Movies and Video Games are, and should always be, political
Photo By: Consequence of Sound
Francesco Corso, News Editor
In recent years, there has been much talk about the place of politics in entertainment media, most commonly with film and video games. The line goes something like “movies shouldn’t be political” or “stop bringing politics into video games.” This line of thought is very misguided and very counterproductive to the advancement of both mediums as a form of art.
To deconstruct this argument, let’s first start by defining a very basic premise. What is political? The short answer, as clichè as it is, is everything. If you are a human, who lives on Earth, then it’s safe to assume you live in a country, and that country has a government, which makes laws, laws that ultimately you have to follow, at the risk of being fined or thrown in jail.

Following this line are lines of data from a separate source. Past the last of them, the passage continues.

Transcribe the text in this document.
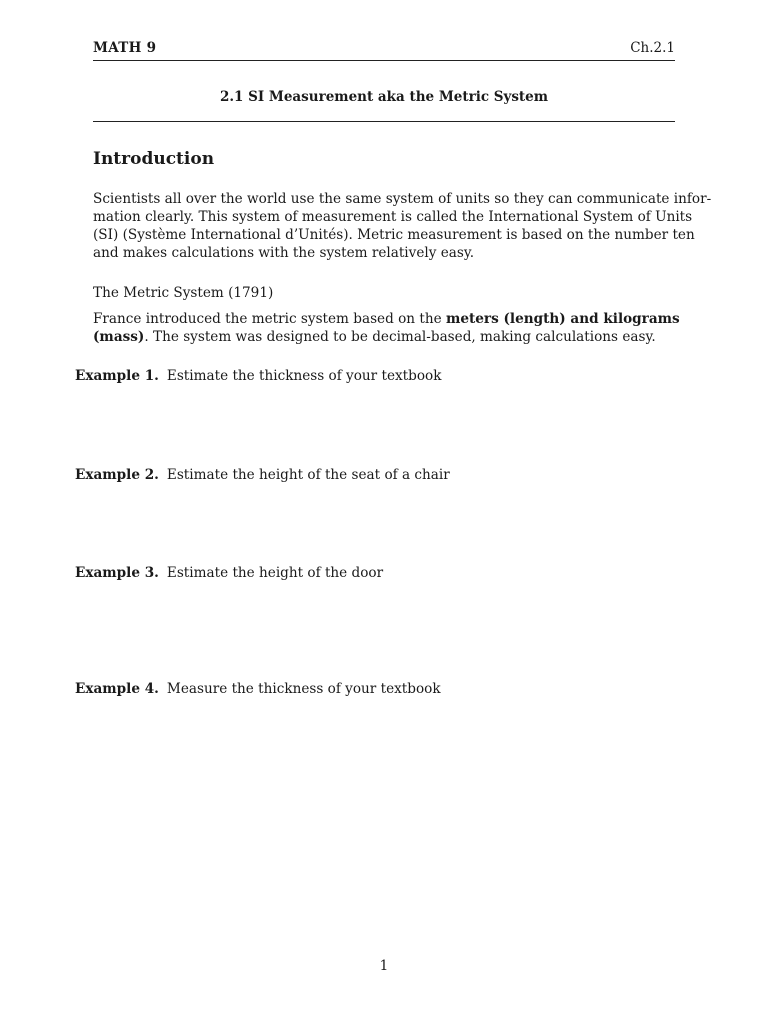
MATH 9	Ch.2.1
2.1 SI Measurement aka the Metric System
Introduction

Scientists all over the world use the same system of units so they can communicate infor-
mation clearly. This system of measurement is called the International System of Units
(SI) (Système International d’Unités). Metric measurement is based on the number ten
and makes calculations with the system relatively easy.

The Metric System (1791)

France introduced the metric system based on the meters (length) and kilograms
(mass). The system was designed to be decimal-based, making calculations easy.

Example 1. Estimate the thickness of your textbook
Example 2. Estimate the height of the seat of a chair
Example 3. Estimate the height of the door
Example 4. Measure the thickness of your textbook
1
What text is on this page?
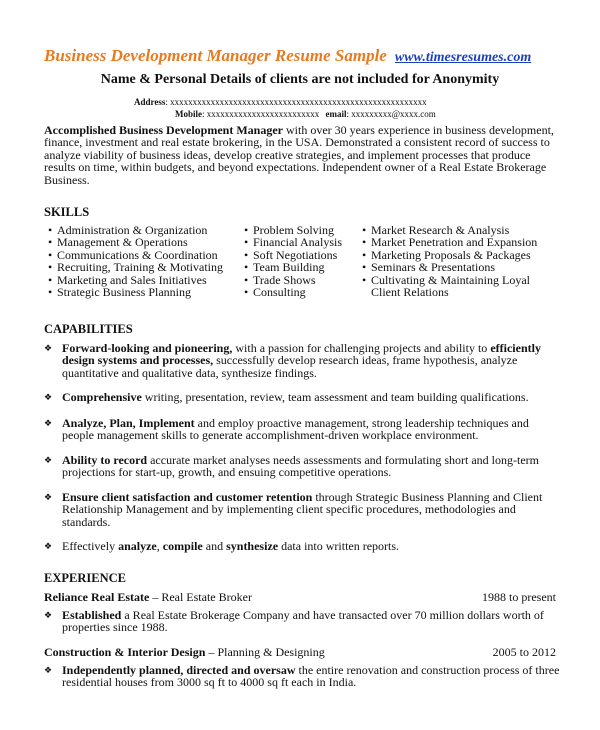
Business Development Manager Resume Sample www.timesresumes.com
Name & Personal Details of clients are not included for Anonymity
Address: xxxxxxxxxxxxxxxxxxxxxxxxxxxxxxxxxxxxxxxxxxxxxxxxxxxxxxxxx
Mobile: xxxxxxxxxxxxxxxxxxxxxxxxx email: xxxxxxxxx@xxxx.com
Accomplished Business Development Manager with over 30 years experience in business development, finance, investment and real estate brokering, in the USA. Demonstrated a consistent record of success to analyze viability of business ideas, develop creative strategies, and implement processes that produce results on time, within budgets, and beyond expectations. Independent owner of a Real Estate Brokerage Business.
SKILLS
• Administration & Organization
• Management & Operations
• Communications & Coordination
• Recruiting, Training & Motivating
• Marketing and Sales Initiatives
• Strategic Business Planning
• Problem Solving
• Financial Analysis
• Soft Negotiations
• Team Building
• Trade Shows
• Consulting
• Market Research & Analysis
• Market Penetration and Expansion
• Marketing Proposals & Packages
• Seminars & Presentations
• Cultivating & Maintaining Loyal
Client Relations
CAPABILITIES
❖ Forward-looking and pioneering, with a passion for challenging projects and ability to efficiently design systems and processes, successfully develop research ideas, frame hypothesis, analyze quantitative and qualitative data, synthesize findings.
❖ Comprehensive writing, presentation, review, team assessment and team building qualifications.
❖ Analyze, Plan, Implement and employ proactive management, strong leadership techniques and people management skills to generate accomplishment-driven workplace environment.
❖ Ability to record accurate market analyses needs assessments and formulating short and long-term projections for start-up, growth, and ensuing competitive operations.
❖ Ensure client satisfaction and customer retention through Strategic Business Planning and Client Relationship Management and by implementing client specific procedures, methodologies and standards.
❖ Effectively analyze, compile and synthesize data into written reports.
EXPERIENCE
Reliance Real Estate – Real Estate Broker	1988 to present
❖ Established a Real Estate Brokerage Company and have transacted over 70 million dollars worth of properties since 1988.
Construction & Interior Design – Planning & Designing	2005 to 2012
❖ Independently planned, directed and oversaw the entire renovation and construction process of three residential houses from 3000 sq ft to 4000 sq ft each in India.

A fantastic example of this is related to something most adults in America do: driving. When you drive, you have to obey the speed limit (although 89 percent of Americans admit to have driven above the posted speed limit, with 40 percent admitting to doing at least 20 over). Who set that speed limit? The government. Who employs the cops that give you a ticket for speeding? Also the government. What pays that cop’s paycheck? Your tax dollars, set by a government, that we ultimately elected, either by voting in elections or staying home.
Returning to the topic at hand, politics is a key component of art, especially narrative art, of which virtually all movies and the vast majority of modern video games are a part of. We use storytelling as a means of communicating ideas, some of which can be characterized as critical of the way in which we structure society.
Imagine if we tried to depoliticize other older artforms throughout history. Pretty much all the great dystopian novels of the 20th century, like George Orwell’s “1984” and Aldous Huxley’s “Brave New World,” would not exist. Furthermore, some of Broadway’s greatest hits would never exist either. Shows like “Les Misérables” and “Hamilton” are deeply political, and cannot be separated from the politics that shapes their stories.
Now, these works are all historical in regards to their politics, but of the four listed there, three (or source material in the case of “Les Misérables”) of them were actually written in times when those politics were current.
Why should it be different with movies and video games? To be political is to be truly artistic. Creators should be allowed to create whatever they want and not be forced to not explore certain topics due to them being “too political.”
This goes double for video games, which have had to justify their existence by showing they had value, to a world that saw no worth in them. That of course being necessary, to show that games didn’t just use violence without reason. Games have adopted the techniques used by other mediums as well as their own unique traits (namely, interactivity) as a means to explore complex themes, many of which can be described as political.
Of course, this criticism that “games shouldn’t be political” or “it’s just a movie” isn’t just leveled at the media as a whole, but more commonly at critics and journalists. This has been seen recently with the release of “Joker” in this past weekend. “Joker” that has been largely been commentated on because of its political themes, and the fear that it promotes violence by depicting one of the most objectively evil characters in all of fiction in a sympathetic light. While some, like the films own director, have claimed that the film “is not political,” it’s really hard to say that with a film that features mass public protests, funding cuts to social programs and having one of the central characters of the movie be a literal candidate for office, isn’t political.
This is more ridiculous with other major releases such as the video game “Persona 5,” a game set in modern day Japan where a group of teenagers take on the powerful elite in society, including a corporate president, a public defense lawyer and yet another political candidate. The back of the box even reads, “a group of high school students are out to reform Tokyo society.” Furthermore the game’s last act, takes direct aim that the general apathy of society, and the desire to be told what to do and think. Just like with “Joker,” this is another example of a piece of media so obviously political, the argument against the idea is nearly impossible to form.
This is all nothing more than an effort to strip the media of its meaning in order to dismiss any discourse surrounding the film, which is deeply misguided and destructive. These are difficult conversations to have, but they are necessary in order to build a better society. Rebecca Solnit, a journalist, essayist, environmentalist, historian, and art critic, once said that “politics is pervasive. Everything is political and the choice to be “apolitical” is usually just an endorsement of the status quo and the unexamined life.”